Stammering or stuttering is a disorder of fluency in speech where the person requires unusual amount of muscular effort to speak. It is a speech coordination problem that is related to faulty breathing and speaking patterns. Speech needs a very specific sequence of coordinated movements of breathing and speech muscles. Any interruption in the sequence can lead to stammering. It can be compared with a hose pipe, if you constrict the pipe anywhere along its length, water flow is not smooth.
Stammering is not just repetitions of syllables as in ‘b-b-banana’ it’s also when a person uses extra sounds like ‘uh’ or ‘um’ to get a word started. The pauses in speech could last from a few seconds to even a minute.
This condition is often associated with other typical behaviours such as poor eye contact, abnormal head and hand movements, shifting the jaw to one side or flaring the nose while speaking. The person facing this concern may also have low self esteem and may avoid usage of certain words or speaking situations.
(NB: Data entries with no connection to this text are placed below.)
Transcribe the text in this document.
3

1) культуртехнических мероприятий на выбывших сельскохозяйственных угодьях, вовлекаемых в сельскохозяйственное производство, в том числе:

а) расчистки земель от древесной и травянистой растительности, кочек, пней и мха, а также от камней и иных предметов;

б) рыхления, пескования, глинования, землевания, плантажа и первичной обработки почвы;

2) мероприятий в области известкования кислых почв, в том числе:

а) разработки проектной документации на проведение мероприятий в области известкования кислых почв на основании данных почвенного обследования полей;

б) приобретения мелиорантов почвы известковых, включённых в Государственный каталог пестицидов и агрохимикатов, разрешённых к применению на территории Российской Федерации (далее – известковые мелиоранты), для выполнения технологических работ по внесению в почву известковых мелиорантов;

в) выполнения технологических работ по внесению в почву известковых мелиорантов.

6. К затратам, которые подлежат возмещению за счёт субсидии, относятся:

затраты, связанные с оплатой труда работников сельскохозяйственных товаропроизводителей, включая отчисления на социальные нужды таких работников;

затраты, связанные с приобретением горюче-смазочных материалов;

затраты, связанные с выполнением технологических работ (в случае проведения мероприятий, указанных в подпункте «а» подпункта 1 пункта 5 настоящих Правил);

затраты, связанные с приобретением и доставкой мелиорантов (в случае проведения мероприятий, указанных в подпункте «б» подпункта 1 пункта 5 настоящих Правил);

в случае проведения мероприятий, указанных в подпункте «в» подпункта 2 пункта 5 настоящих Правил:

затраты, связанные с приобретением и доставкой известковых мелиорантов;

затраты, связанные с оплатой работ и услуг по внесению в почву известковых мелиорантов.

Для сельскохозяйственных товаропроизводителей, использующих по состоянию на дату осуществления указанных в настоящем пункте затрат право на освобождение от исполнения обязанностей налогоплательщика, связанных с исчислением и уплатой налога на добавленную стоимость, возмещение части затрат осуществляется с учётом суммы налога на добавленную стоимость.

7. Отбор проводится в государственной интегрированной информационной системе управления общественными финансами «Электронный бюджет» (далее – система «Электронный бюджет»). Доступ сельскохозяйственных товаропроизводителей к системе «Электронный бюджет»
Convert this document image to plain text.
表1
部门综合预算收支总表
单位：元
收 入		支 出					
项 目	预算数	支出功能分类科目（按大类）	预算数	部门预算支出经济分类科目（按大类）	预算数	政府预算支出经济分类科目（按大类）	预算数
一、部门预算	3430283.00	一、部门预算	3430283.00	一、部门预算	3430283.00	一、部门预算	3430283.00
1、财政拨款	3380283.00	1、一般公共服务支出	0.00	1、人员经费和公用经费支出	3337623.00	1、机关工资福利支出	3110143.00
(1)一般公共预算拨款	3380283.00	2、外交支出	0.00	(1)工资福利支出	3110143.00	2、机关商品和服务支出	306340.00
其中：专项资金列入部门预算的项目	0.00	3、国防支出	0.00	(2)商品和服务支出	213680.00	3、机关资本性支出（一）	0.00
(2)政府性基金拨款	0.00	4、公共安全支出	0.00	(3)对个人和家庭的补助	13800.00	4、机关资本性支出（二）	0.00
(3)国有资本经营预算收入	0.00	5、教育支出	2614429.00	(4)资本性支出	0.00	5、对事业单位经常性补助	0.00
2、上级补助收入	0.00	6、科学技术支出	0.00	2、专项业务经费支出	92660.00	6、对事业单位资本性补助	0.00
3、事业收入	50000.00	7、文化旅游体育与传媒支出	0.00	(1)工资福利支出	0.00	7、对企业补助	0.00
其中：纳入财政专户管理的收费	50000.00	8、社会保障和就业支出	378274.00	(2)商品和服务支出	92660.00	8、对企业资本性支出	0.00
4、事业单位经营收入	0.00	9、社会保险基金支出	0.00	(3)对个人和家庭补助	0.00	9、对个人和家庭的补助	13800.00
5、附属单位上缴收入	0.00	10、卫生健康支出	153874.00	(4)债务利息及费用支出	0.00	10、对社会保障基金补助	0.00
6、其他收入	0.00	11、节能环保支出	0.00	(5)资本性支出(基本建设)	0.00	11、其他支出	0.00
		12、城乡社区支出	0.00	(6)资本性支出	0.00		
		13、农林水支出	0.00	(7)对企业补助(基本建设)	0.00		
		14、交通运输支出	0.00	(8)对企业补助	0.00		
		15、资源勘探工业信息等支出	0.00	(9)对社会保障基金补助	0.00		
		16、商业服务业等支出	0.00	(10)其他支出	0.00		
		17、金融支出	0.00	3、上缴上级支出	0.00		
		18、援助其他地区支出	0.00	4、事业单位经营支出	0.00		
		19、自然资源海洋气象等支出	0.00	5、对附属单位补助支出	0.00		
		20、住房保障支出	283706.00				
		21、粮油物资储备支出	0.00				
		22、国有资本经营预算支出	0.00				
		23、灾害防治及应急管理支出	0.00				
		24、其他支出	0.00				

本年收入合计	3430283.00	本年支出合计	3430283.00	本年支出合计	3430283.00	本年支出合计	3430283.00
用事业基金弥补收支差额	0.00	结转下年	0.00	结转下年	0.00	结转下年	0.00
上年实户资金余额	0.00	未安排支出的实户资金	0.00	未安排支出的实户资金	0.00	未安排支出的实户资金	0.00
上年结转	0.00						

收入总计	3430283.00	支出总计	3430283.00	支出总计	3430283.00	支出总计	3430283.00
Stammering generally starts in early childhood around 2 – 5 years of age, when a child is in the process of speech development and can continue in adulthood if not treated completely. Onset of stammering in adults is less common and there is no definite cause for why it happens.
Why it happens
The most common form of stammering in adults is due any injury to the brain from trauma or stroke. The other reason is due to some emotional or stressful events. The person may start stammering due to the shock of the event and may even recover on her own after the shock wears out. Some people who have had stammering in childhood and then got cured may experience a relapse of symptoms in adulthood.
The relation between stress and stammering is a vicious circle. You develop stammering due to anxiety and because of the diagnosis you get further anxious and your problem worsens.